TOOLS OF CHOICE (in addition to the Everyday Care tools):
• Small artist's paint brush
• White vinegar (for metal and any mildew)
• Neatsfoot Oil (it's denser and gives you more control than Hydrophane)
• Mink Oil paste — this is the ultimate ingredient for weatherproofing and softness

Process:

  • Gently wipe the tack/saddle with a clean, dry towel to remove dust.
  • Apply soap generously with dampened (not wet) sponge – work up a lather.
  • Scrub – with the sponge – areas that have oil buildup, discoloration and deposit – this is the “stripping down” phase (do not panic if some colour is “lifted out” of tack during this phase, it will return with oil and conditioning).
  • Use the brush on metal surfaces; buckles, stirrups, etc. Try soap first; if deposits remain or there is sign of mildew (usually white on leather or green on or around metal), use vinegar.
  • Rinse with damp sponge until no lather remains.
  • Wipe excess moisture with cloth, paying particular attention to stitching.
  • Allow saddle to dry and prepare to oil; identify particularly dry or discolored areas.
  • Apply oil using a clean, dry cloth or rag. Take care not to pour oil drops onto tack directly (it will cause inconsistent coloring). Oil will be applied like paint, in coats, and may require a “touch up” in areas.
  • Where oil has not produced the desired result, use finger, paint brush or corner of cloth to apply a spot amount.

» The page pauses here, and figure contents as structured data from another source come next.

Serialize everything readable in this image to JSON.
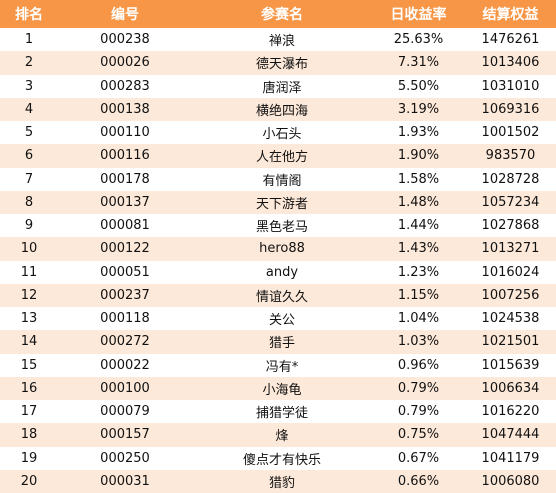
{
  "headers": [
    "排名",
    "编号",
    "参赛名",
    "日收益率",
    "结算权益"
  ],
  "rows": [
    [
      "1",
      "000238",
      "禅浪",
      "25.63%",
      "1476261"
    ],
    [
      "2",
      "000026",
      "德天瀑布",
      "7.31%",
      "1013406"
    ],
    [
      "3",
      "000283",
      "唐润泽",
      "5.50%",
      "1031010"
    ],
    [
      "4",
      "000138",
      "横绝四海",
      "3.19%",
      "1069316"
    ],
    [
      "5",
      "000110",
      "小石头",
      "1.93%",
      "1001502"
    ],
    [
      "6",
      "000116",
      "人在他方",
      "1.90%",
      "983570"
    ],
    [
      "7",
      "000178",
      "有情阁",
      "1.58%",
      "1028728"
    ],
    [
      "8",
      "000137",
      "天下游者",
      "1.48%",
      "1057234"
    ],
    [
      "9",
      "000081",
      "黑色老马",
      "1.44%",
      "1027868"
    ],
    [
      "10",
      "000122",
      "hero88",
      "1.43%",
      "1013271"
    ],
    [
      "11",
      "000051",
      "andy",
      "1.23%",
      "1016024"
    ],
    [
      "12",
      "000237",
      "情谊久久",
      "1.15%",
      "1007256"
    ],
    [
      "13",
      "000118",
      "关公",
      "1.04%",
      "1024538"
    ],
    [
      "14",
      "000272",
      "猎手",
      "1.03%",
      "1021501"
    ],
    [
      "15",
      "000022",
      "冯有*",
      "0.96%",
      "1015639"
    ],
    [
      "16",
      "000100",
      "小海龟",
      "0.79%",
      "1006634"
    ],
    [
      "17",
      "000079",
      "捕猎学徒",
      "0.79%",
      "1016220"
    ],
    [
      "18",
      "000157",
      "烽",
      "0.75%",
      "1047444"
    ],
    [
      "19",
      "000250",
      "傻点才有快乐",
      "0.67%",
      "1041179"
    ],
    [
      "20",
      "000031",
      "猎豹",
      "0.66%",
      "1006080"
    ]
  ],
  "colors": {
    "header_bg": "#f79646",
    "header_text": "#ffffff",
    "stripe": "#fde9d9"
  }
}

  • Allow oil to dry (in the sun for less than an hour is appropriate).
  • Wipe excess oil with cloth paying particular attention to stitching.
  • Apply conditioner (Leather Therapy) with bare hands or with other sponge/cloth.
  • Allow to set for several minutes and wipe excess oil with cloth — again, pay particular attention to stitching.
  • Using your hands, apply Mink Oil paste as if applying lotion – with a gentle rubbing action but not “rubbing in” or “cracking/bending” leather.
  • Wipe excess paste away with cloth, paying particular attention to stitching and crevices — do not allow excess buildup to remain.
Leather should be supple and extremely soft – congratulations, you're done!